AI in Industry 4.0: More manual labor than expected
The use of artificial intelligence (AI) in manufacturing is often hailed as a revolutionary step toward greater efficiency and automation. However, for many companies, the journey still involves a lot of change. Far from being plug-and-play, implementing AI in a manufacturing environment requires a surprising amount of manual work and human expertise. But it is worth the effort.
Currently, easy access to generative, language-based AI tools like ChatGPT gives the impression that AI can be easily integrated into all business processes and deliver results immediately. This may be true for some business areas such as marketing, sales, or customer service. For example, the output might be a text or image, automated answers to frequently asked questions, lead generation automation, or product advice. Generative AI specializes in generating content that is indistinguishable from human work. It focuses on tasks that require natural language processing. But what about manufacturing, where the requirements are much more specialized and complex?
Generative vs. classical AI
Generative AI can also play an important role in manufacturing, for example in creative processes such as the design and prototyping of new products - although the models and tools used for this are still far from the quality of text generation tools. However, the main reasons for the increased use of AI in manufacturing are efficiency gains and cost reductions. Generative AI is no longer sufficient in these areas where specialized knowledge, critical decisions, or physical interactions are anticipated or required. This is due to its data sources: it has been trained on billions of global data sets, based on statistical models, from which it recognizes and derives patterns, rules and structures, and generates new ones based on them. Industrial manufacturing, on the other hand, is customized. It requires specific AI tools. Its applications and goals, the data it uses, the way it interacts, and the type of output it produces are very different from those of generative AI. Like generative AI, they are based on machine learning. They also include rule-based systems that deterministically incorporate manufacturing expertise into the algorithms. These custom systems must be not only effective, but also transparent and understandable to function properly in the complex manufacturing environment.
Transparency in learning AI
Almost all AI models in use today are based on machine learning, i.e. learning algorithms that improve themselves and learn from their experience.
The performance and effectiveness of machine learning models depends on the quality, quantity, and relevance of the data used.This data comes from a variety of sources. These include sensors on machines, systems, and production lines; data from operations, logistics, maintenance, and quality control; human input; and external sources such as weather data.
Within the models, this data is processed, analyzed, and correlated. The algorithms identify patterns, relationships and trends that are often not obvious to humans.
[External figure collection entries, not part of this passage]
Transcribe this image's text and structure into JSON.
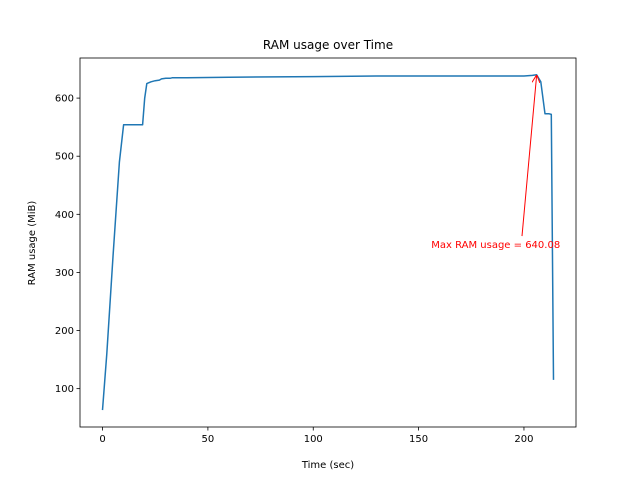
{
  "chart_data": {
    "type": "line",
    "title": "RAM usage over Time",
    "xlabel": "Time (sec)",
    "ylabel": "RAM usage (MiB)",
    "xlim": [
      -10.7,
      224.7
    ],
    "ylim": [
      34.0,
      669.0
    ],
    "xticks": [
      0,
      50,
      100,
      150,
      200
    ],
    "yticks": [
      100,
      200,
      300,
      400,
      500,
      600
    ],
    "grid": false,
    "legend": "none",
    "series": [
      {
        "color": "#1f77b4",
        "x": [
          0,
          2,
          5,
          8,
          10,
          13,
          16,
          19,
          20,
          21,
          23,
          25,
          27,
          28,
          30,
          32,
          33,
          40,
          60,
          100,
          130,
          160,
          190,
          200,
          204,
          206,
          208,
          210,
          212,
          213,
          214
        ],
        "y": [
          63,
          160,
          330,
          490,
          554,
          554,
          554,
          554,
          600,
          625,
          628,
          630,
          631,
          633,
          634,
          634,
          635,
          635,
          636,
          637,
          638,
          638,
          638,
          638,
          639,
          640.08,
          628,
          573,
          573,
          572,
          115
        ]
      }
    ],
    "annotations": [
      {
        "text": "Max RAM usage = 640.08",
        "color": "#ff0000",
        "point": [
          206,
          640.08
        ],
        "text_pos": [
          156,
          342
        ]
      }
    ]
  }
}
These insights enable the models to make predictions, support decisions, or take autonomous actions.
The ability of models to continuously learn from new data makes them particularly valuable in dynamic environments such as those found in industry. Learning AI can adapt to changing conditions, incorporate new production processes, or respond to market changes.At the same time, this places high demands on data management and quality. Incorrect or biased data can lead to incorrect conclusions, so careful data selection and preprocessing are essential.
Another important aspect is the interpretability of the models. While some machine learning techniques, such as decision trees, are relatively transparent in their decision-making process, others, especially deep learning models, are often considered "black boxes". Here, the processes are not visible and the results cannot be understood neutrally. This can be a challenge in sensitive areas where traceability and explainability are important. This makes it all the more important to ensure the quality of the underlying data to ensure the reliability and accuracy of AI models.
Data quality is crucial
For many organizations, the sheer complexity and volume of data is a challenge in itself.
This is especially true when data is stored separately in silos-which is still the case in many organizations. Data silos lead to a fragmented data landscape and a significant loss of quality. It is often outdated, inconsistently formatted, and only accessible to certain departments or groups of people. When these data sets are fed into AI, the result is inconsistent data formats, duplication, gaps and conflicting information.AI decisions are then based on this fragmented information. This makes it difficult to achieve clear analysis, gain new insights and make informed decisions.
In addition, organizational structures must be adapted through change management. Moving to a data ecosystem with data consistency, transparency, and interoperability is key. Data governance establishes policies and standards, while cultural change promotes data transparency and sharing. Read more: https://ascon-systems.de/en/aim/
People set the goals
Despite technological advances, including automation, people remain the critical factor in implementing AI systems in manufacturing processes. Human expertise is critical to effectively train, monitor, and adjust AI models, which requires a deep understanding of the specific production environment and technical requirements. It is also critical in defining the requirements for the outcome that the AI should deliver by asking precise questions.
Re-evaluation plays a key role: Precisely because an AI project is constantly evolving based on currently available data, results, and new insights, it is necessary to regularly review and, if necessary, adjust the goals and values. Otherwise, in the worst case, you could end up at a different point in the process than desired.
In all of this, human critical judgment and ethical considerations are central. They ensure that AI systems are used responsibly and for the benefit of the entire organization.